The museum also has a children's library, changing exhibits hall, a gift shop, venues for events, and a playground.

==Programs==

===Children's Rights===
Museo Pambata’s educational programs are anchored on the advocacy of children’s rights, primarily their right to education, health, and recreation. A dedicated space, the Karapatan Hall, hosts activities focused on these rights. Past projects included the Rights of the Child Awareness Tournament (1995) and "Mag-ROCK Tayo!" (2001-2002), which familiarized children with the UN Convention on the Rights of the Child, in cooperation with agencies like the Council for the Welfare of Children (CWC), UNICEF, and the Department of Education (DepEd).

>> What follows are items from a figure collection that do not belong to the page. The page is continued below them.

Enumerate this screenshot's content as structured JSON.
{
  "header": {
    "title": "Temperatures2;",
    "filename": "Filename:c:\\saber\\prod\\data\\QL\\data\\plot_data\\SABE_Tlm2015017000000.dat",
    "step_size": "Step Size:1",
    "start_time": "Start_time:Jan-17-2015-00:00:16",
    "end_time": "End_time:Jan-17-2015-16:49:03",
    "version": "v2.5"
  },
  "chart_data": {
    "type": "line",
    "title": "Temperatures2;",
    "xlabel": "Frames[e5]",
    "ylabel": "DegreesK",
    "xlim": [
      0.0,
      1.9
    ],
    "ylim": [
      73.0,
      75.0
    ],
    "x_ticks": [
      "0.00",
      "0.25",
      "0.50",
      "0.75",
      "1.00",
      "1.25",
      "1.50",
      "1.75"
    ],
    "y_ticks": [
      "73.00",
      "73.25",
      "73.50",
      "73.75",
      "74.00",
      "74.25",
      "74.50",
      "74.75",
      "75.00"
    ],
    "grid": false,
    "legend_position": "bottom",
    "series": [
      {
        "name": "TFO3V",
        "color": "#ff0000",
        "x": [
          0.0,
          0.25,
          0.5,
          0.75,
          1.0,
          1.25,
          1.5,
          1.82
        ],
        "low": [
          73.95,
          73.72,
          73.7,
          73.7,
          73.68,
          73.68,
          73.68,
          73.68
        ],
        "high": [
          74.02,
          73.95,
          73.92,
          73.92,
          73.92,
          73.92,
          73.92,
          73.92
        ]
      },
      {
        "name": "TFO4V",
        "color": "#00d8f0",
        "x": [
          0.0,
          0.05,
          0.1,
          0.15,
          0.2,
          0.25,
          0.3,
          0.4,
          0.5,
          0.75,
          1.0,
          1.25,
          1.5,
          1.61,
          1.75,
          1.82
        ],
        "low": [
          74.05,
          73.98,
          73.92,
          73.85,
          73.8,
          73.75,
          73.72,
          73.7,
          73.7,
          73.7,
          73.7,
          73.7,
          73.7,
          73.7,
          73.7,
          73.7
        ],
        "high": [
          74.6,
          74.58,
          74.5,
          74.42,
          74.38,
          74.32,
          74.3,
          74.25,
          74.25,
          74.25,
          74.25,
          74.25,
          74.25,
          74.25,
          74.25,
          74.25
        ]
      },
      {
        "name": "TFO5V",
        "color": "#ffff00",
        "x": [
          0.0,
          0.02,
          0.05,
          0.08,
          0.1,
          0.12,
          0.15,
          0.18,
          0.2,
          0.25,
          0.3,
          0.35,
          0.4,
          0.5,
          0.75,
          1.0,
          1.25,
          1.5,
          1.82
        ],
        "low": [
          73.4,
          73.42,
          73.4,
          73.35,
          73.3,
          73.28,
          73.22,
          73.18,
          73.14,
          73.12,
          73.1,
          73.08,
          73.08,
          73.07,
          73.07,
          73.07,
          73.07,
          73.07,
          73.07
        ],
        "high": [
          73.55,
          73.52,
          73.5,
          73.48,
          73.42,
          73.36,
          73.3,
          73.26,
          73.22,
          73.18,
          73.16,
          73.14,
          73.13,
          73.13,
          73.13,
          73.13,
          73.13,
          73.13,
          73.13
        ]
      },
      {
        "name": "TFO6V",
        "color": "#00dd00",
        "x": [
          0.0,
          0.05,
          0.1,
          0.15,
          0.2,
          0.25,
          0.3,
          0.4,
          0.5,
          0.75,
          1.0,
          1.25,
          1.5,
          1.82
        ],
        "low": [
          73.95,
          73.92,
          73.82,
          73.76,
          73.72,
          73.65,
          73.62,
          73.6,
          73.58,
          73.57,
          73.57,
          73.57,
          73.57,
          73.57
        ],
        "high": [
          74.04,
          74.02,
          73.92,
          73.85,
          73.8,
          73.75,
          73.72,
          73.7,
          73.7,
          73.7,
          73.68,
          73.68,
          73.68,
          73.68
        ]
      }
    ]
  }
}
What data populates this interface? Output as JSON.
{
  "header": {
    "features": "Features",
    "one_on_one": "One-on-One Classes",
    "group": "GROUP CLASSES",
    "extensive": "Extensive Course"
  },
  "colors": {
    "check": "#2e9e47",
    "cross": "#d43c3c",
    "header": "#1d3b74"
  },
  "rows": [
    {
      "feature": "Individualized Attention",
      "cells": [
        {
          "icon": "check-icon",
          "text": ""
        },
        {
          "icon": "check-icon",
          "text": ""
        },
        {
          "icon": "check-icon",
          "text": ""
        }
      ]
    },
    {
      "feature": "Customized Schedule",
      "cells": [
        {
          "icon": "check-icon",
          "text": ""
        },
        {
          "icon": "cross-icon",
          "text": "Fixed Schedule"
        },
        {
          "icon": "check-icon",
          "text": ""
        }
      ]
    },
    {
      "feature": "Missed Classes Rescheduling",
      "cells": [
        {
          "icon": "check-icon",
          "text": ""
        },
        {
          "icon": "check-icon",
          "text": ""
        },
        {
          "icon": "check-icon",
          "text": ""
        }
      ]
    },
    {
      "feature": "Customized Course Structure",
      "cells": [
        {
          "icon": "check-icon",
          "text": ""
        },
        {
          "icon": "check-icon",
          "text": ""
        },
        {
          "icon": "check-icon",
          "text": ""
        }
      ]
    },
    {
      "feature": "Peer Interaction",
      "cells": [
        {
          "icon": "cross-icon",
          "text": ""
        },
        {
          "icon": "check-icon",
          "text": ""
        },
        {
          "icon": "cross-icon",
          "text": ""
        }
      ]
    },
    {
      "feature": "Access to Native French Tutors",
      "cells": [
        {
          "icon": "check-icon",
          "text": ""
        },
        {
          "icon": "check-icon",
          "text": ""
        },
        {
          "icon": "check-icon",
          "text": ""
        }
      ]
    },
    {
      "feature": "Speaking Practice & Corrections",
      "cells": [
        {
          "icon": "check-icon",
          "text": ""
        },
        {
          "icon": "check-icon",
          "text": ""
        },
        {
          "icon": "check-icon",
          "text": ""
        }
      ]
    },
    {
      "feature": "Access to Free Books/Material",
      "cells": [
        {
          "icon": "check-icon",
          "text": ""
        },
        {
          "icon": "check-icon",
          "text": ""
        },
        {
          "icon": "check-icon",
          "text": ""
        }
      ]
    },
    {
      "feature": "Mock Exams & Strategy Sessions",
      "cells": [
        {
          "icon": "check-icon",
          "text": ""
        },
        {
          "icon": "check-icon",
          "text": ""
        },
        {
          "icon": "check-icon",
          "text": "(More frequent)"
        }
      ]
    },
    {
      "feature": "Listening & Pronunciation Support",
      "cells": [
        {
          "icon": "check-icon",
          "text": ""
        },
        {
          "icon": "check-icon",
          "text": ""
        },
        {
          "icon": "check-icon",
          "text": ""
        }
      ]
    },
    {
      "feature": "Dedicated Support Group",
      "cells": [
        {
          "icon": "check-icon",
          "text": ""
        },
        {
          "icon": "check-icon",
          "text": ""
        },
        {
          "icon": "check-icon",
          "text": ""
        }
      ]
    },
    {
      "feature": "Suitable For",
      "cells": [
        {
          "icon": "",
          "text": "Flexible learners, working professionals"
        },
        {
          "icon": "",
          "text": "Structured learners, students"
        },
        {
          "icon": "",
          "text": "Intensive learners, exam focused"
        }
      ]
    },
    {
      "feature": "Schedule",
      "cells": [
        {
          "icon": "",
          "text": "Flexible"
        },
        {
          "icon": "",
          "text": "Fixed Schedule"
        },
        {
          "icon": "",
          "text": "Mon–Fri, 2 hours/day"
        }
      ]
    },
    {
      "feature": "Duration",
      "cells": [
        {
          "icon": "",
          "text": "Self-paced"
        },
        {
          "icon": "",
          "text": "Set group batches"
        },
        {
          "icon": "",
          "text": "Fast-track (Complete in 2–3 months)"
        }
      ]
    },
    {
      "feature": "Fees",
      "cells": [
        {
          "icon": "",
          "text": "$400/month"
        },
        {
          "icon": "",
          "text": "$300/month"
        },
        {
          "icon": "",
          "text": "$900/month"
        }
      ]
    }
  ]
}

In November 2009, the museum held "Kanino ba ang CRC?", a three-day children’s summit celebrating the 20th anniversary of the Convention on the Rights of the Child.

===Literacy Programs===
The Mobile Library Program, started in 1995, is a reading campaign for economically disadvantaged children in Manila. A roving library van, inaugurated in 2001 through a grant from Ford Foundation Philippines, brings over 3,000 children’s books and learning materials to various communities.

In 1999, the museum, in partnership with the office of Manila Mayor Lito Atienza, launched Sa Aklat Sisikat!, a city-wide literacy campaign for public schools to address declining reading abilities.

== In popular culture ==
Prelude and epilogue scenes of some episodes of the ABS-CBN education series, Bayani, were shot at Museo Pambata, most notably during the show's season specializing in modern heroes and collective heroism.